The barrel of the Mitsuo Aida is a little thicker than the Kuretake Fudegokochi, but doesn't feel awkward or ungainly in my hand.


Unlike later double sided fude pens I've tested, the caps can post on either end of the pen.  According to Jetpens, the tips are 'fine' and 'medium', but to me, it feels more like a 'medium' and a 'large'.  The smaller tip has a lot of give, and is a lot of fun to ink with.  The larger tip is a lot like Copic's large brush multiliner, and is capable of pulling very fine lines if you have a delicate hand.


The caps post to each other, insuring you don't lose a cap while you ink.

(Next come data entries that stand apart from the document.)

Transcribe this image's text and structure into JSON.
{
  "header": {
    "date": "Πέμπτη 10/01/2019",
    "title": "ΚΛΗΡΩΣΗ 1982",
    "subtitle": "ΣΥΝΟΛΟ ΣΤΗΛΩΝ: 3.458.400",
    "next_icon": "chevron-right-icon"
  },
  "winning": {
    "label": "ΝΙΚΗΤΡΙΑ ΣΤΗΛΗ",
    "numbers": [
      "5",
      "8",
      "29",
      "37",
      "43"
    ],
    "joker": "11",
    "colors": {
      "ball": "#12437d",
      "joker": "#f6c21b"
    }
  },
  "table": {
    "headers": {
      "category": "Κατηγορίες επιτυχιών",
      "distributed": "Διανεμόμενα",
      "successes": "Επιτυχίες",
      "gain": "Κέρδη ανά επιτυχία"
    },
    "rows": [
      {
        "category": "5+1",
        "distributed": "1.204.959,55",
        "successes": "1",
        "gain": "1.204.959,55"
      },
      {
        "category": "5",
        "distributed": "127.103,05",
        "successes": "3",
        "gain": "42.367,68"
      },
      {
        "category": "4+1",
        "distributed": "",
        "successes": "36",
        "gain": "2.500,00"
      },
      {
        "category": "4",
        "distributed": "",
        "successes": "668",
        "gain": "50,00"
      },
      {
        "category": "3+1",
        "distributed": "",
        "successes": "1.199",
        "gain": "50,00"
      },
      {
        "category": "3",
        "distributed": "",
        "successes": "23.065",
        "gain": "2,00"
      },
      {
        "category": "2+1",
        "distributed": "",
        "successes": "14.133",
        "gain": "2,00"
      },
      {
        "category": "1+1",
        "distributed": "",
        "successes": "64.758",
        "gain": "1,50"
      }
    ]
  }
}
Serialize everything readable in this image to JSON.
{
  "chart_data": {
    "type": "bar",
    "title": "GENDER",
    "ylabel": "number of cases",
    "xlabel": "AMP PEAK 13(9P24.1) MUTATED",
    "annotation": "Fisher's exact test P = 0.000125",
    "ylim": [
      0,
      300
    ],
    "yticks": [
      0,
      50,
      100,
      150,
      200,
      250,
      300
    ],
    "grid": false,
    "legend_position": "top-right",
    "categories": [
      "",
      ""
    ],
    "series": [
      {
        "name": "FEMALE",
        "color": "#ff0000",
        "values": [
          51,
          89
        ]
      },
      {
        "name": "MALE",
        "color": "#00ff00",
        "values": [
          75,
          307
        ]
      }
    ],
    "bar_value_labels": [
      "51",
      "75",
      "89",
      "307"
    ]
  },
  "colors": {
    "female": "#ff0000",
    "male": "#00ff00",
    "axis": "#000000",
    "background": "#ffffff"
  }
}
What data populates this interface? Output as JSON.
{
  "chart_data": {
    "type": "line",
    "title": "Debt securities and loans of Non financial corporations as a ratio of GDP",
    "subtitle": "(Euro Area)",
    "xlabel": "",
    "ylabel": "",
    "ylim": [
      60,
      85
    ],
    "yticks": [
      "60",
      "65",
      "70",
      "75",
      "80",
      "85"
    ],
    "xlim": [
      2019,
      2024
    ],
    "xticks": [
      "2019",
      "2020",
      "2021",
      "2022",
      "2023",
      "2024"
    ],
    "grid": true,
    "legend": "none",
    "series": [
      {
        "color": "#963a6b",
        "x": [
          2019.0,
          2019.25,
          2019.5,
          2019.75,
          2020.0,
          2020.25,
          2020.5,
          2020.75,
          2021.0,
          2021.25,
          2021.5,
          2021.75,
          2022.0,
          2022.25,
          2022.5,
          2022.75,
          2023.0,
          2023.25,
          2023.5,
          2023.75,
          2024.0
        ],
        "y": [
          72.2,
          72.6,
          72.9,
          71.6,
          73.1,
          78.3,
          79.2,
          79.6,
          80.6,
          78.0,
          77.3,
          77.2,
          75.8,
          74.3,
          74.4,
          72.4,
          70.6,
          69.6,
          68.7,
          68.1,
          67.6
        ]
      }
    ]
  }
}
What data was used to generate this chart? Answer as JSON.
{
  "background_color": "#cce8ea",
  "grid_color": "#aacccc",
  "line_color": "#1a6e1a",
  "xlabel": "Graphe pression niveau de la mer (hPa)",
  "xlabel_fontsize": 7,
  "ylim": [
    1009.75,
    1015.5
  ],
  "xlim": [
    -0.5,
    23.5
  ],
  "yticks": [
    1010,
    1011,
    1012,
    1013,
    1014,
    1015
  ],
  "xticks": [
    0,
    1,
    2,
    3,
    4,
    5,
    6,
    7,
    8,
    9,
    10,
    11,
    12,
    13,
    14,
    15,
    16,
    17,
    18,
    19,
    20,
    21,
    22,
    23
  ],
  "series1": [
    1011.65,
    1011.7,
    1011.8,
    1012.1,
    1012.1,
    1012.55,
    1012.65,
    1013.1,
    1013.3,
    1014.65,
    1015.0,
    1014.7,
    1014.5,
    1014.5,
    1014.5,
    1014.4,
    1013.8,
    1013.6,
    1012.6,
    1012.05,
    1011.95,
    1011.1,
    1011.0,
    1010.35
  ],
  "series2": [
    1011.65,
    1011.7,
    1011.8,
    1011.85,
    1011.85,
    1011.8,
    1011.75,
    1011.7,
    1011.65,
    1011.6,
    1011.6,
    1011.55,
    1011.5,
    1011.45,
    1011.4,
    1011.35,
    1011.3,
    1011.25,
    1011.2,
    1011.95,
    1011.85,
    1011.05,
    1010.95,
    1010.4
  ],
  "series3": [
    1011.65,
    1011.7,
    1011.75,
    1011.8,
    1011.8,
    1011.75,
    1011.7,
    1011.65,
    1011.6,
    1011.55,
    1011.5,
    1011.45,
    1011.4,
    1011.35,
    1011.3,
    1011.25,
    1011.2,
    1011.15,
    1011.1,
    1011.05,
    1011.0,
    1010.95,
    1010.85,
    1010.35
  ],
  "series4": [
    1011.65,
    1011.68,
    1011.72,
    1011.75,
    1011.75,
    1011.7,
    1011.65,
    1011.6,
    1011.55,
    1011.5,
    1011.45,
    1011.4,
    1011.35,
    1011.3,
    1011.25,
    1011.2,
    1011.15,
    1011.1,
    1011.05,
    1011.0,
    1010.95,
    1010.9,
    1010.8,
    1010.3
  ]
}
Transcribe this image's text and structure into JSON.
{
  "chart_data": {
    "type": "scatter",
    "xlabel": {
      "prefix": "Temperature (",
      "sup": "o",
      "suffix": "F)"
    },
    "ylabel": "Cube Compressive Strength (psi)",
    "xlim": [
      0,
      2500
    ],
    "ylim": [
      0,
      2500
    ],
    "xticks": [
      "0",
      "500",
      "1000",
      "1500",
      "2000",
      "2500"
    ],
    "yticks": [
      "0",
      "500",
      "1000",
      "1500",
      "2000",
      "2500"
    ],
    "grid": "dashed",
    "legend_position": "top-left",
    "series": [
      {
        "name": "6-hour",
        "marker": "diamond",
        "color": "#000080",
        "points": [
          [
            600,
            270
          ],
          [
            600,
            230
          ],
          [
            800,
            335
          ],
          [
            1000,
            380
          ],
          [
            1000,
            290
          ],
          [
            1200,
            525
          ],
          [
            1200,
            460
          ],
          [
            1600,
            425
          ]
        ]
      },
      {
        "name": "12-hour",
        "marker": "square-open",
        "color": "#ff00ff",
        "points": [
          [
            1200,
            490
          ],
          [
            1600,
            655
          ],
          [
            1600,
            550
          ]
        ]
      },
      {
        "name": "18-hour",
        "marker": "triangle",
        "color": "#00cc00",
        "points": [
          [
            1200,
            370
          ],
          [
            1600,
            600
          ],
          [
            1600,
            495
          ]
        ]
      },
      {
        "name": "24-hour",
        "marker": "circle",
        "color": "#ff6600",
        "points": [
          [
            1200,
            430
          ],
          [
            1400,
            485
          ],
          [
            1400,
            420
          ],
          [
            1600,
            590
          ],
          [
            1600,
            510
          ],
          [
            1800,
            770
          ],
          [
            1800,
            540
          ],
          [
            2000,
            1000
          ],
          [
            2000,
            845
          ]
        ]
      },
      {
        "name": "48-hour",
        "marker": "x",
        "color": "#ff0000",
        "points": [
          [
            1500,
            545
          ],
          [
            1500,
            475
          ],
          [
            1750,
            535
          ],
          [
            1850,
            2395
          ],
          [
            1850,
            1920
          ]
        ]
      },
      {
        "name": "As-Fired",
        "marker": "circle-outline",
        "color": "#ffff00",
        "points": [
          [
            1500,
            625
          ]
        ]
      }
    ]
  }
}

Below is a sketch I inked with the Mitsuo Aida.  This pen is a lot of fun to ink with, and is quite capable all on its own.  I've added this versatile pen to my every day carry.

 
If you're looking for an all-in-one brush pen or fude pen for your on the go sketching, the Mitsuo Aida is a strong choice for your everyday carry.
 
Watercolor Field Test
 
The evening I wrote this post, I sketched up a little doodle of Kara on watercolor paper.  I inked it, let it dry overnight, and erased the graphite pencil using a Mono eraser.  Inking on watercolor paper DID remove some of the ink, but that's to be expected given the nature of inking on watercolor paper.   The resulting lineart is no more faded than a lineart inked with a brush and India ink would be after erasing.
 
The Mitsuo Aida handles just fine on watercolor paper, and there wasn't any spidering or feathering of lines.
 

I taped down my little piece of watercolor, and applied a wash of just water to see if the Mitsuo Aida would run.  As you can see, the ink stayed fast.
And here's the finished piece.  As yall can see, Mitsuo Aida fude pens are indeed waterproof, making them fantastic for inking sketches intended for watercolor.
 
My verdict?  I love this pen!  Especially now that I know I can use it with watercolors, I love it even more.  I'm so excited to really get to play around with these when things start winding down over here.